InnoDB Page Structure MySQL

InnoDB stores all records inside a fixed-size unit which is commonly called a "page" (though InnoDB sometimes calls it a "block" instead). Currently all pages are the same size, 16KB.

A page contains records, but it also contains headers and trailers. I'll start this description with a highaltitude view of a page's parts, then I'll describe each part of a page. Finally, I'll show an example. This discussion deals only with the most common format, for the leaf page of a data file.

High-Altitude View

An InnoDB page has seven parts:

  • Fil Header
  • Page Header
  • Infimum + Supremum Records
  • User Records
  • Free Space
  • Page Directory
  • Fil Trailer

As you can see, a page has two header/trailer pairs. The inner pair, "Page Header" and "Page Directory",are mostly the concern of the page program group, while the outer pair, "Fil Header" and "Fil Trailer",are mostly the concern of the fil program group. The "Fil" header also goes by the name of "File Page Header".

Sandwiched between the headers and trailers, are the records and the free (unused) space. A page always begins with two unchanging records called the Infimum and the Supremum. Then come the user records. Between the user records (which grow downwards) and the page directory (which grows upwards)there is space for new records.

Fil Header

The Fil Header has eight parts, as follows:

Fil HeaderHigh-Altitude-Picture

FIL_PAGE_SPACE is a necessary identifier because different pages might belong to different(table) spaces within the same file. The word "space" is generic jargon for either "log" or "tablespace".

FIL_PAGE_PREV and FIL_PAGE_NEXT are the page's "backward" and "forward" pointers. To show what they're about, I'll draw a two-level B-tree.

High-Altitude-Picture

Everyone has seen a B-tree and knows that the entries in the root page point to the leaf pages. (I indicate those pointers with vertical '|' bars in the drawing.) But sometimes people miss the detail that leaf pages can also point to each other (I indicate those pointers with a horizontal two-way pointer '<-->' in the drawing). This feature allows InnoDB to navigate from leaf to leaf without having to back up to the root level. This is a sophistication which you won't find in the classic B-tree, which is why InnoDB should perhaps be called a B+-tree instead.

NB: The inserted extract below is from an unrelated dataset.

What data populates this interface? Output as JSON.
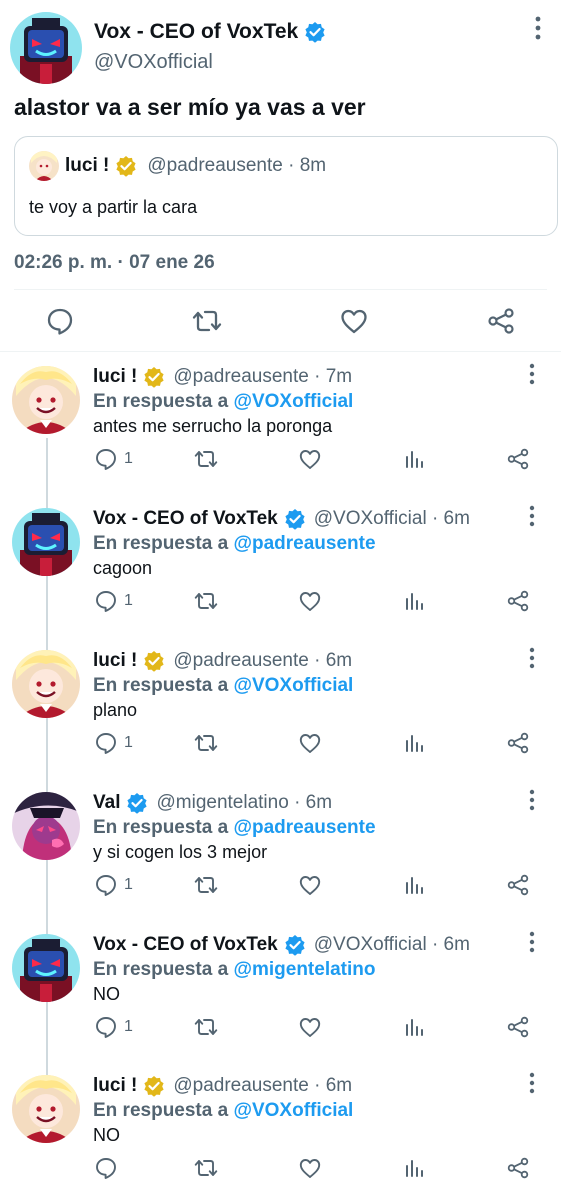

The fields FIL_PAGE_FILE_FLUSH_LSN, FIL_PAGE_PREV, and FIL_PAGE_NEXT all have to do with logs, so I'll refer you to my article “How Logs Work With MySQL And InnoDB” on devarticles.com.

FIL_PAGE_FILE_FLUSH_LSN and FIL_PAGE_ARCH_LOG_NO are valid only for the first page of a data file.

Page Header

The Page Header has 14 parts, as follows:

Page HeaderHigh-Altitude-Picture

(Note: I'll clarify what a "heap" is when I discuss the User Records part of the page.)
Some of the Page Header parts require further explanation:

  • PAGE_FREE:
  • Records which have been freed (due to deletion or migration) are in a one-way linked list. The PAGE_FREE pointer in the page header points to the first record in the list. The "next" pointer in the record header (specifically, in the record's Extra Bytes) points to the next record in the list.

  • PAGE_DIRECTION and PAGE_N_DIRECTION:
  • It's useful to know whether inserts are coming in a constantly ascending sequence. That can affect InnoDB's efficiency.

  • PAGE_HEAP_TOP and PAGE_FREE and PAGE_LAST_INSERT:
  • Warning: Like all record pointers, these point not to the beginning of the record but to its Origin (see the earlier discussion of Record Structure).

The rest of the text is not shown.